Dans un tel monde où les puissances intensifient leur bras de fer, il n’y a plus de place pour des pays neutres, comme la Suisse a pu l’être durant le siècle passé. La Suisse a dû, elle aussi, choisir son camp. Car il y a deux camps distincts aujourd’hui: celui de l’hégémonie en déclin, à savoir le camp de l’Ouest, centré sur la suprématie des Etats-Unis et les valeurs occidentales, et celui de l’Est, qui est le camp d’un ordre multipolaire, centré autour de plusieurs puissances et non plus d’une seule, et de nombreux systèmes de valeurs, et non pas d’un seul. Cela fait des années que ce nouvel ordre multipolaire émerge lentement, sous l’impulsion de la Chine. Il n’est plus occidentalo-centré; c’est pourquoi les Etats-Unis le combattront jusqu’au bout.

L’ancien équilibre d’après-guerre offrait, il est vrai, une certaine stabilité, tant que l’hégémonie américaine restait imbattable. La plupart des pays avaient intérêt à collaborer avec le plus fort et privilégiaient logiquement leur alliance avec l’Oncle Sam. Mais cet équilibre est à présent rompu. Les sanctions américaines contre la Russie n'ont pas été suivies en dehors des pays occidentaux. Washington ne parvient plus à convaincre, car à présent l’intérêt de nombreux pays, comme l’Inde, la Turquie, le Brésil, l’Afrique du Sud ou l’Arabie saoudite, est de collaborer avec les Etats-Unis, mais aussi avec la Russie et surtout avec la Chine. Ils n’ont pas à cœur d’entrer en guerre ou d’édicter des sanctions, mais préfèrent commercer avec tous. Ils ne souscrivent pas aux mêmes valeurs que l’Occident, et ne souhaitent pas se sacrifier pour ces valeurs.

Ce nouvel équilibre multipolaire, dans lequel la puissance des Etats-Unis restera importante mais sera clairement relativisée à l’avenir, finira par s’imposer irrémédiablement, mais dans l’intervalle, le monde en deviendra plus violent. S’agit-il vraiment d’un combat civilisationnel? Ou d’un combat d’intérêts? Des deux, sans doute. Et c’est pourquoi le public occidental, même s’il est en bonne partie critique de l’hégémonie américaine, tient à conserver cet ordre aussi longtemps que possible. Mais tant que ce combat dure, les populations européennes continueront de payer un lourd tribut et ne vivront pas en paix. Il est temps de l’admettre.

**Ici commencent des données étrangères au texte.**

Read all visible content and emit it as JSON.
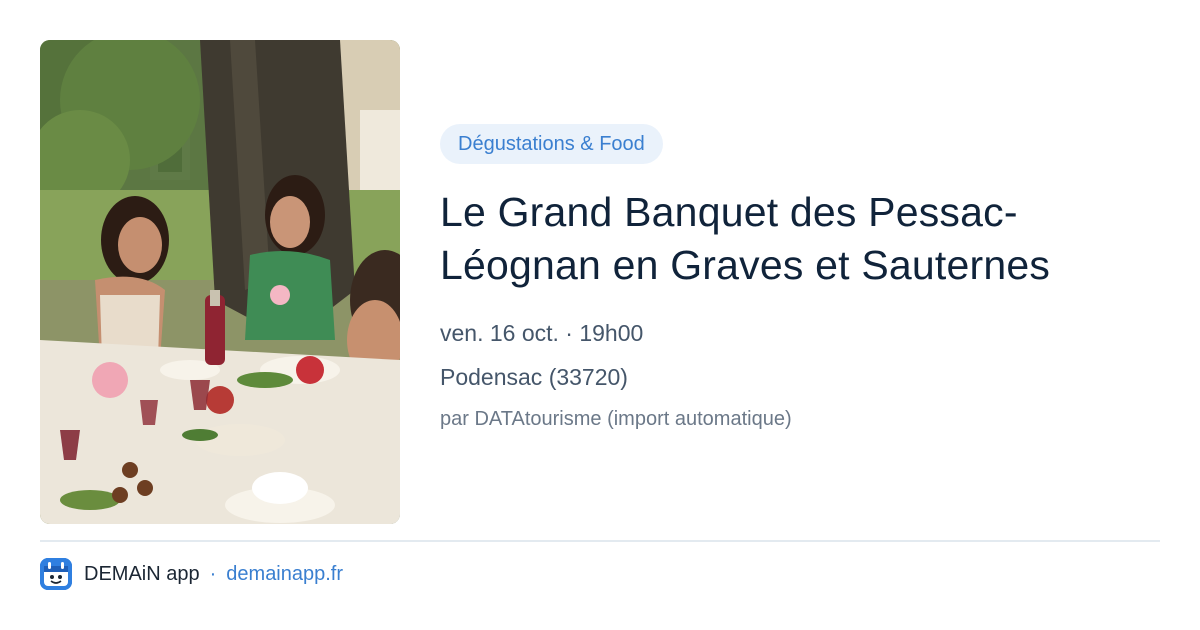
{
  "event": {
    "category": "Dégustations & Food",
    "title": "Le Grand Banquet des Pessac-Léognan en Graves et Sauternes",
    "datetime": "ven. 16 oct. · 19h00",
    "location": "Podensac (33720)",
    "source": "par DATAtourisme (import automatique)",
    "image_alt": "Convives attablés en plein air sous un arbre autour d'un banquet"
  },
  "footer": {
    "app_name": "DEMAiN app",
    "separator": "·",
    "site": "demainapp.fr",
    "icon": "demain-app-icon"
  },
  "colors": {
    "accent": "#3a7fd0",
    "category_bg": "#eaf2fb",
    "title": "#10233a",
    "meta": "#45566a",
    "divider": "#e3eaf0"
  }
}
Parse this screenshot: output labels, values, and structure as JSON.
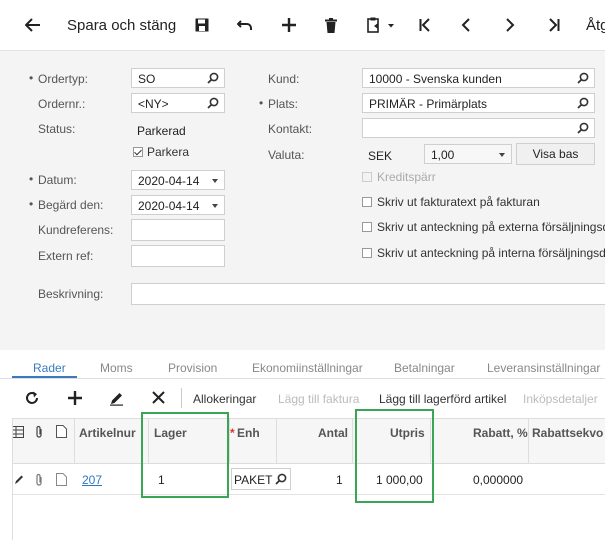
{
  "toolbar": {
    "back_icon": "arrow-left-icon",
    "save_close_label": "Spara och stäng",
    "icons": [
      "save-icon",
      "undo-icon",
      "add-icon",
      "delete-icon",
      "copy-paste-icon",
      "first-icon",
      "previous-icon",
      "next-icon",
      "last-icon"
    ],
    "more_label": "Åtg"
  },
  "form": {
    "ordertyp": {
      "label": "Ordertyp:",
      "value": "SO"
    },
    "ordernr": {
      "label": "Ordernr.:",
      "value": "<NY>"
    },
    "status": {
      "label": "Status:",
      "value": "Parkerad"
    },
    "parkera": {
      "label": "Parkera",
      "checked": true
    },
    "datum": {
      "label": "Datum:",
      "value": "2020-04-14"
    },
    "begard": {
      "label": "Begärd den:",
      "value": "2020-04-14"
    },
    "kundref": {
      "label": "Kundreferens:",
      "value": ""
    },
    "externref": {
      "label": "Extern ref:",
      "value": ""
    },
    "beskrivning": {
      "label": "Beskrivning:",
      "value": ""
    },
    "kund": {
      "label": "Kund:",
      "value": "10000 - Svenska kunden"
    },
    "plats": {
      "label": "Plats:",
      "value": "PRIMÄR - Primärplats"
    },
    "kontakt": {
      "label": "Kontakt:",
      "value": ""
    },
    "valuta": {
      "label": "Valuta:",
      "currency": "SEK",
      "rate": "1,00",
      "view_base_label": "Visa bas"
    },
    "kreditsparr": {
      "label": "Kreditspärr",
      "checked": false,
      "disabled": true
    },
    "fakturatext": {
      "label": "Skriv ut fakturatext på fakturan",
      "checked": false
    },
    "externa": {
      "label": "Skriv ut anteckning på externa försäljningsdok",
      "checked": false
    },
    "interna": {
      "label": "Skriv ut anteckning på interna försäljningsdoku",
      "checked": false
    }
  },
  "tabs": [
    "Rader",
    "Moms",
    "Provision",
    "Ekonomiinställningar",
    "Betalningar",
    "Leveransinställningar"
  ],
  "active_tab": "Rader",
  "grid_toolbar": {
    "icons": [
      "refresh-icon",
      "add-icon",
      "edit-icon",
      "close-icon"
    ],
    "allokeringar": "Allokeringar",
    "lagg_faktura": "Lägg till faktura",
    "lagg_lagerford": "Lägg till lagerförd artikel",
    "inkopsdetaljer": "Inköpsdetaljer"
  },
  "grid": {
    "columns": [
      "Artikelnur",
      "Lager",
      "Enh",
      "Antal",
      "Utpris",
      "Rabatt, %",
      "Rabattsekvo"
    ],
    "required_mark": "*",
    "rows": [
      {
        "artikel": "207",
        "lager": "1",
        "enh": "PAKET",
        "antal": "1",
        "utpris": "1 000,00",
        "rabatt": "0,000000",
        "rabattsekv": ""
      }
    ]
  },
  "colors": {
    "accent": "#3a7bbf",
    "highlight": "#3aa655",
    "form_bg": "#f4f4f4"
  }
}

Comme l’a dit Howard Yu, professeur à l’IMD, dans cette récente interview: «Il nous faut préparer un monde multipolaire avec, principalement, un pôle chinois et un pôle occidental. La démocratie est notre valeur cardinale en Occident? Cela ne nous dispensera pas du dialogue avec le reste du monde. Après tout, un smartphone doit pouvoir fonctionner partout. On ne peut y échapper, à moins de décider qu’on ne voyagera plus en Asie. Face aux conflits actuels, beaucoup de pays ne veulent pas choisir un camp. L’Ouest risque ainsi de perdre ses alliés et de se retrouver isolé. D’où viendra alors la croissance occidentale? Sans elle, même la démocratie est menacée.»